Die Wohnanschrift ist nach dem Straßenverzeichnis zum Berliner Mietspiegel 2013 als einfache Wohnlage einzustufen.

Die Fenster der Wohnung sind überwiegend isolierverglast. Die Wohnung verfügt über einen Breitbandkabelanschluss mit entsprechenden Breitbandkabeldosen, mangels Vertrags des Mieters mit einem Anbieter erfolgt jedoch keine Signaleinspeisung

Der Heizungskessel der zur Wohnung gehörenden Heizungsanlage wurde 1993 erneuert.

Mit Schreiben vom 25.07.2013, dem Beklagten zugegangen am 29.07.2013 forderte die Kläger den Beklagten unter Einordnung der Wohnung unter das Mietspiegelfeld G1 zur Zustimmung zur Erhöhung der Miete um 61,71 € von 411,27 € auf 473,08 € ab dem 01.10.2013 auf.

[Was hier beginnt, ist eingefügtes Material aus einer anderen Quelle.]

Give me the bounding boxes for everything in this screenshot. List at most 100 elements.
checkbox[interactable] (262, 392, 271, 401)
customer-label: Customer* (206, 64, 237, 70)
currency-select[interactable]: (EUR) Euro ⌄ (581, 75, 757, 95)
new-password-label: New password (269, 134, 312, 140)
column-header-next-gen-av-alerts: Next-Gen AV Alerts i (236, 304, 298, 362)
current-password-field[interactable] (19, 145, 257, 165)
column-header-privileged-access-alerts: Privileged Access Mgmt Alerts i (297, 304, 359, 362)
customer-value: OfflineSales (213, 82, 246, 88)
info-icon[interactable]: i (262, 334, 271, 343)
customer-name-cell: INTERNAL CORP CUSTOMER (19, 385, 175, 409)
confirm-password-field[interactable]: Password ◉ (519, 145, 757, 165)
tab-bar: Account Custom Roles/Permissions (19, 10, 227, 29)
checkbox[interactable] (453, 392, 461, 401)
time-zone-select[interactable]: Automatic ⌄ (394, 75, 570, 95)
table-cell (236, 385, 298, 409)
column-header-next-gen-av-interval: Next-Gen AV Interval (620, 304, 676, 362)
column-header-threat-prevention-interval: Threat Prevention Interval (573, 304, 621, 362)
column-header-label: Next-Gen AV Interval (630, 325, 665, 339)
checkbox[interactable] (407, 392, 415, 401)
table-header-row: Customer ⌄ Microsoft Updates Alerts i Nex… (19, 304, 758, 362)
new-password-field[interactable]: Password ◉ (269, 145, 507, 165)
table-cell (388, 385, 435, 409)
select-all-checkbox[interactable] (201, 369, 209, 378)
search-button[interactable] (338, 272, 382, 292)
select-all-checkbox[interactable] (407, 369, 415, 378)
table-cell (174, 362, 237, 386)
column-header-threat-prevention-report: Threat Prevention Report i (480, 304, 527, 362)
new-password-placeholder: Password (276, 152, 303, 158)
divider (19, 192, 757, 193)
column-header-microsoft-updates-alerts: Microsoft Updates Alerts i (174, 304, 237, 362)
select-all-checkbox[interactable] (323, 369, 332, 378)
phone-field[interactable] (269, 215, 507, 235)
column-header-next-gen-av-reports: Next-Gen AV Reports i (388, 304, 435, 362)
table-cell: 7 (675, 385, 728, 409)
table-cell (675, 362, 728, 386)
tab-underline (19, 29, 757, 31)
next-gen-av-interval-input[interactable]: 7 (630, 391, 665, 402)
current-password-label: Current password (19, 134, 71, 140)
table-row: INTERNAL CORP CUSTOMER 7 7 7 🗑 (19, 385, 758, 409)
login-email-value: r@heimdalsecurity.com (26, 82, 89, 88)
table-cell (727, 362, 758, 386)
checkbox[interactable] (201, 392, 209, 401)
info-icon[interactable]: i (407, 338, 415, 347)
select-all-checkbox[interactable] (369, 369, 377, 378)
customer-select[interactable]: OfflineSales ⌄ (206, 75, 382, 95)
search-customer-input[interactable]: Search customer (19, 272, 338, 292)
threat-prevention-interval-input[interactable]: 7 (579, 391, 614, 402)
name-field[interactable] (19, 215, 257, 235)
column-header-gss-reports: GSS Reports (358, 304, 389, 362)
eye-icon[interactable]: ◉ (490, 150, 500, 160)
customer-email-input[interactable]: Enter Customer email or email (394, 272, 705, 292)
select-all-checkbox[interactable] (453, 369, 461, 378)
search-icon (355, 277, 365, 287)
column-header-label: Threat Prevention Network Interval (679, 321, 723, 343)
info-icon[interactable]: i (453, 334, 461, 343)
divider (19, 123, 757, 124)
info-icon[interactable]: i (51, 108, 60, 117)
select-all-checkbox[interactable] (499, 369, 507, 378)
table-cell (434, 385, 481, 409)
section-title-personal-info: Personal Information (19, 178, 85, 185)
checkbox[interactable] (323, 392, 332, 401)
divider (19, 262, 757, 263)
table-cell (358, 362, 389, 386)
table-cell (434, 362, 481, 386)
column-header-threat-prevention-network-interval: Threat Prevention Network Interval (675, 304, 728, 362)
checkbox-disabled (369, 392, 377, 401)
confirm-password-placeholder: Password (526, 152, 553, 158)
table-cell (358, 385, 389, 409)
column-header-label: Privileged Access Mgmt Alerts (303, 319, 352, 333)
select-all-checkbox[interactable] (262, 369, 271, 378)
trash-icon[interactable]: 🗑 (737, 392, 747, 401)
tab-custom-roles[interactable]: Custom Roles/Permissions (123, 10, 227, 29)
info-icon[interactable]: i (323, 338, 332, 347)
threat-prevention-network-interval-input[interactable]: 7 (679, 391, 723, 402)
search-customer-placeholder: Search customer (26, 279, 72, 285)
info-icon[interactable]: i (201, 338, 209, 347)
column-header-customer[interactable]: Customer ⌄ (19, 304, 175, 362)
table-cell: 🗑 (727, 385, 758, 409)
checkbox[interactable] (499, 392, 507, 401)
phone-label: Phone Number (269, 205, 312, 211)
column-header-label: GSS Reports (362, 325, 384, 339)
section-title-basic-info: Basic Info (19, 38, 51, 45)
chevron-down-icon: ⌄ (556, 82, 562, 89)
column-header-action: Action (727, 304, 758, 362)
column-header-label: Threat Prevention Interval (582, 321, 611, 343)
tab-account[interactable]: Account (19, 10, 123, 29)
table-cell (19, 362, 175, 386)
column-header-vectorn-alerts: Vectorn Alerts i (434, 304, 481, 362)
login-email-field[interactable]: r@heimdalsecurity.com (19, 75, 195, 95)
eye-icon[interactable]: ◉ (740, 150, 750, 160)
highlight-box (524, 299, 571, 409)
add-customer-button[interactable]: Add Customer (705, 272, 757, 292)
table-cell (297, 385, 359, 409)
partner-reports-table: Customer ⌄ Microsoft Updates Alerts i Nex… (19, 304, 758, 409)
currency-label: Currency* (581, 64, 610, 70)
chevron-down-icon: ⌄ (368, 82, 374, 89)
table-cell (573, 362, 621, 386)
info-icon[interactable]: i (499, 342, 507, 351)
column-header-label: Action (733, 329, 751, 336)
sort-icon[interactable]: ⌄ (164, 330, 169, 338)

In der zum 23.01.2014 erhobenen Klage begrenzt die Klägerin ihr Mieterhöhungsverlangen von 411,37 € um 33,26 € auf 444,63 € mit Wirkung zum 01.10.2013.

Die Klägerin beantragt, den Beklagten zu verurteilen, der Erhöhung der monatlichen Bruttokaltmiete für die von ihm in der J-Straße. 3, Vorderhaus, linker Aufgang, 2. Etage, links, Berlin, innegehaltene Wohnung von 411,37 € um 33,26 € auf 444,63 € mit Wirkung ab dem 01.10.2013 zuzustimmen.

Der Beklagte beantragt, die Klage abzuweisen.

Der Beklagte ist der Auffassung, die Tatsache, dass er zur Nutzbarmachung des Breitbandkabelanschlusses noch einen Vertrag mit einem Unternehmen abschließen muss, begründe das Vorliegen des Negativmerkmals “Weder Breitbandkabelanschluss noch Gemeinschaftssatelliten – /Antennenanlage”.

Zudem ändere der Austausch des Heizkessels nicht daran, dass insgesamt eine “Heizanlage mit ungünstigem Wirkungsgrad (Einbau/Installation vor 1984)” im Sinne des Mietspiegels 2013 vorläge.

Entscheidungsgründe

Mieterhöhung - Beurteilung des Wohnwertmerkmals Breitbandkabelanschluss
Symbolfoto: Von Albert Pego /Shutterstock.com

Die Klage ist zulässig, insbesondere fristgerecht nach § 558 b Abs. 2 BGB erhoben. Die Ermäßigung des Mieterhöhungsverlangens löst auch keine neue Überlegungsfrist gemäß § 558b Abs. 2 BGB aus. Es handelt sich nicht um ein Aliud sondern nur um ein Minus.

Die Klage ist jedoch nur teilweise begründet.

Die Klägerin hat aufgrund des Erhöhungsverlangens vom 25.07.2013 nur einen Anspruch auf Zustimmung zu einer Erhöhung der Bruttokaltmiete von 411,37 € um 13,37 € auf 424,74 €.

Das für die Wohnung aufgrund deren Bezugsfertigkeit vor 1918, der Ausstattung mit Bad, Sammelheizung und Innen-WC sowie der Größe von 64,16 m² einschlägige Mietspiegelfeld G1 des Berliner Mietspiegels 2013 gibt als Mittelwert der ortsüblichen Vergleichsmiete (Nettokaltmiete) einen Betrag von 5,19 €/m² sowie eine Spanne zwischen 4,11 und 6,75 €/m² aus.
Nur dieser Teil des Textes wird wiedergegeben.